Она узнала голос Щеголева и почувствовала, как сердце куда-то упало, сорвавшись со своего места. Оно сжалось, словно ища спасения, неожиданно замерло и, воспользовавшись этим, Юлия постаралась ответить как можно спокойнее:

- Здравствуй, Лева.

- Как чувствуешь себя? Как отдохнула? - он говорил ровным, бесстрастным голосом, как будто тщательно следил за тем, чтобы не прорвалась ни одна искренняя нотка. И это как нельзя лучше подчеркивало его волнение.

- Спасибо. Отдохнула прекрасно. Такая красота. Жаль, что все так поздно и теперь не известно, повторится ли это когда-нибудь, - она не могла спрятать грусть.

- Ты всегда говорила, что стоит чего-то очень захотеть и это обязательно получится.

- Да, говорила… - возникла пауза, во время которой Юлия пыталась понять, зачем он позвонил.

Последний раз они разговаривали в день ее рождения. Он тоже казался потерянным, подавленным, но тогда его слова звучали по-другому. Она запретила себе думать о том, как ему живется. Она не знала ни имени, ни развития отношений Щеголева с той, что пыталась стать для него спутницей. Юлия не пыталась ничего разузнавать, прерывая тех, кто стремился донести до нее какую-то информацию. Она предпочла ничего не знать о новой жизни Щеголева. Она не желала ему ни плохого, ни хорошего, загружая себя чем угодно, только бы мысли не возвращали ее к разрыву.

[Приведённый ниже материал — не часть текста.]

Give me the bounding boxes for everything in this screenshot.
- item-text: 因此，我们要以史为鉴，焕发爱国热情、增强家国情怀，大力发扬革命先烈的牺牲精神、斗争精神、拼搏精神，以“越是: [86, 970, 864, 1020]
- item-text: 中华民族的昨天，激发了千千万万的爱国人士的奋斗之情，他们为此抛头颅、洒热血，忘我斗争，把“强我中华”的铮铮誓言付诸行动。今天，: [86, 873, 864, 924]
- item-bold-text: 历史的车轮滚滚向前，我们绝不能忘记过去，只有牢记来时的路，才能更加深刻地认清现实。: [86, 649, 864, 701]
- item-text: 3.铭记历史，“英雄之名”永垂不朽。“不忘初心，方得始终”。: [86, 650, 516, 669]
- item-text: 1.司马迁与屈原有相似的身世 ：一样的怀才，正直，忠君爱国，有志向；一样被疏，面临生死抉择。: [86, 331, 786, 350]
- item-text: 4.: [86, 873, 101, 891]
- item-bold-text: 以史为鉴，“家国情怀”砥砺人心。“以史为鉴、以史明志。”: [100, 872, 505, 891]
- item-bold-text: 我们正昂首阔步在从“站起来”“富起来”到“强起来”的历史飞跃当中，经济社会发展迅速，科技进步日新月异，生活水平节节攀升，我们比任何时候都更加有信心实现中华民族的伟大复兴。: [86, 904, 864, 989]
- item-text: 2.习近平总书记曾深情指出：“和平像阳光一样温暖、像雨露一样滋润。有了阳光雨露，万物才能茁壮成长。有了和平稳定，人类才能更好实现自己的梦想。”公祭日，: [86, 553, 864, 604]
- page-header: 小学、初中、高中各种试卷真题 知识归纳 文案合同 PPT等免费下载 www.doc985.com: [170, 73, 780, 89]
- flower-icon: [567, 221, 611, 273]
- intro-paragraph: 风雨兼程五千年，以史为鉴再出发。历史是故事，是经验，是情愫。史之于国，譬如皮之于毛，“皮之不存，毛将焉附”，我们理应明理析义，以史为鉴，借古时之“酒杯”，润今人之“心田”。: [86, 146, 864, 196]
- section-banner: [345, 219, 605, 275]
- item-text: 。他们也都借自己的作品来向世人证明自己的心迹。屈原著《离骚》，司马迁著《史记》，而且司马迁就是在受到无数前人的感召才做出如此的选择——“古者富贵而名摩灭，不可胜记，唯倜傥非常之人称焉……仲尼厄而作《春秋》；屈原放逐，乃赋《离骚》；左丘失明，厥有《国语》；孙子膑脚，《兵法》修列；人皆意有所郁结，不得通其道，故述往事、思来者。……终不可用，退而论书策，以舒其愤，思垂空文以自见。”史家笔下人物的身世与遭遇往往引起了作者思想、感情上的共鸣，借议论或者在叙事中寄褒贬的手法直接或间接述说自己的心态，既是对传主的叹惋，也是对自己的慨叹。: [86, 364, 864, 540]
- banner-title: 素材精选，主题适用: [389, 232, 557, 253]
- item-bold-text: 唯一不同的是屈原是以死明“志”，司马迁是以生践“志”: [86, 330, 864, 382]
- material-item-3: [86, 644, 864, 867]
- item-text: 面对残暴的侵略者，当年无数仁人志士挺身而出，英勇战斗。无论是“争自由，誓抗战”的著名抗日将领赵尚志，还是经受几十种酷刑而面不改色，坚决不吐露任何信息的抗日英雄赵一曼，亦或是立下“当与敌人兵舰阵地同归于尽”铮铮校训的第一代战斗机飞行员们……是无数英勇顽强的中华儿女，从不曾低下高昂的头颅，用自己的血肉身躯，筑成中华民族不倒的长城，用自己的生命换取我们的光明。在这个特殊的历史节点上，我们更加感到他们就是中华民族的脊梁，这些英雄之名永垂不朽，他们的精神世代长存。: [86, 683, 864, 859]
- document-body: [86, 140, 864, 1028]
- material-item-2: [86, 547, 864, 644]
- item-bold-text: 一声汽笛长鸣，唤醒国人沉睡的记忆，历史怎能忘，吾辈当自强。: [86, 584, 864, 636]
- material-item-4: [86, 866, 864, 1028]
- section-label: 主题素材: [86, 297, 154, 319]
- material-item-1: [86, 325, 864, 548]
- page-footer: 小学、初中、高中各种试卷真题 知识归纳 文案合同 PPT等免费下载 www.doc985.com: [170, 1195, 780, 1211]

- Юля, я вот почему звоню… - прервал ее размышления Лев и снова запнулся.

- Да, я слушаю.

- Я не отрываю тебя от дел? Могу перезвонить в другое время.

- Нет-нет, я слушаю. Все в порядке, - эта подчеркнутая вежливость разъединяла их больше, чем откровенная грубость, которую иногда могут позволить себе близкие люди.

- Так вот, я сегодня узнал, что Наташа и Сева… Узнал, что они уезжают. Я не знаю, как быть. Это так неожиданно. Ты знала?

- Раньше - нет. Они преподнесли мне вторую часть своего подарка в первый же день моего возвращения домой. Положительные эмоции перед информацией, которая способна тебя раздавить. Своеобразный способ, надо отдать им должное, - Юлия шумно выдохнула, справляясь с вырывающимся из груди сердцем. - Теперь и ты в курсе.

- Это уже без обсуждения?

- Да, они давно все решили. Нас поставили перед фактом.

- Дожили до времен, когда от нас ничего не зависит, значит? - голос Щеголева дрожал от негодования. - Это все Каратов. Его маниакальная страсть к компьютерам достигла апогея. Ему уже тесно здесь, нужны Штаты!

- Сева - талантливый программист. Он наверняка получит там хорошую работу.

- Ты так легко смирилась, как странно.

- В последнее время я только это и делаю, - двусмысленно произнесла Щеголева. - Я не собираюсь обсуждать с тобой свои переживания. Ты позвонил для чего? Для того, чтобы упрекать меня в черствости? - Юлия возмущенно сдвинула брови, поднялась.

- Я не собирался обижать тебя, честное слово, - Щеголев устало провел ладонью по лицу.

- Тогда зачем?

- Мне плохо, Юля, - неожиданно выдохнул Щеголев.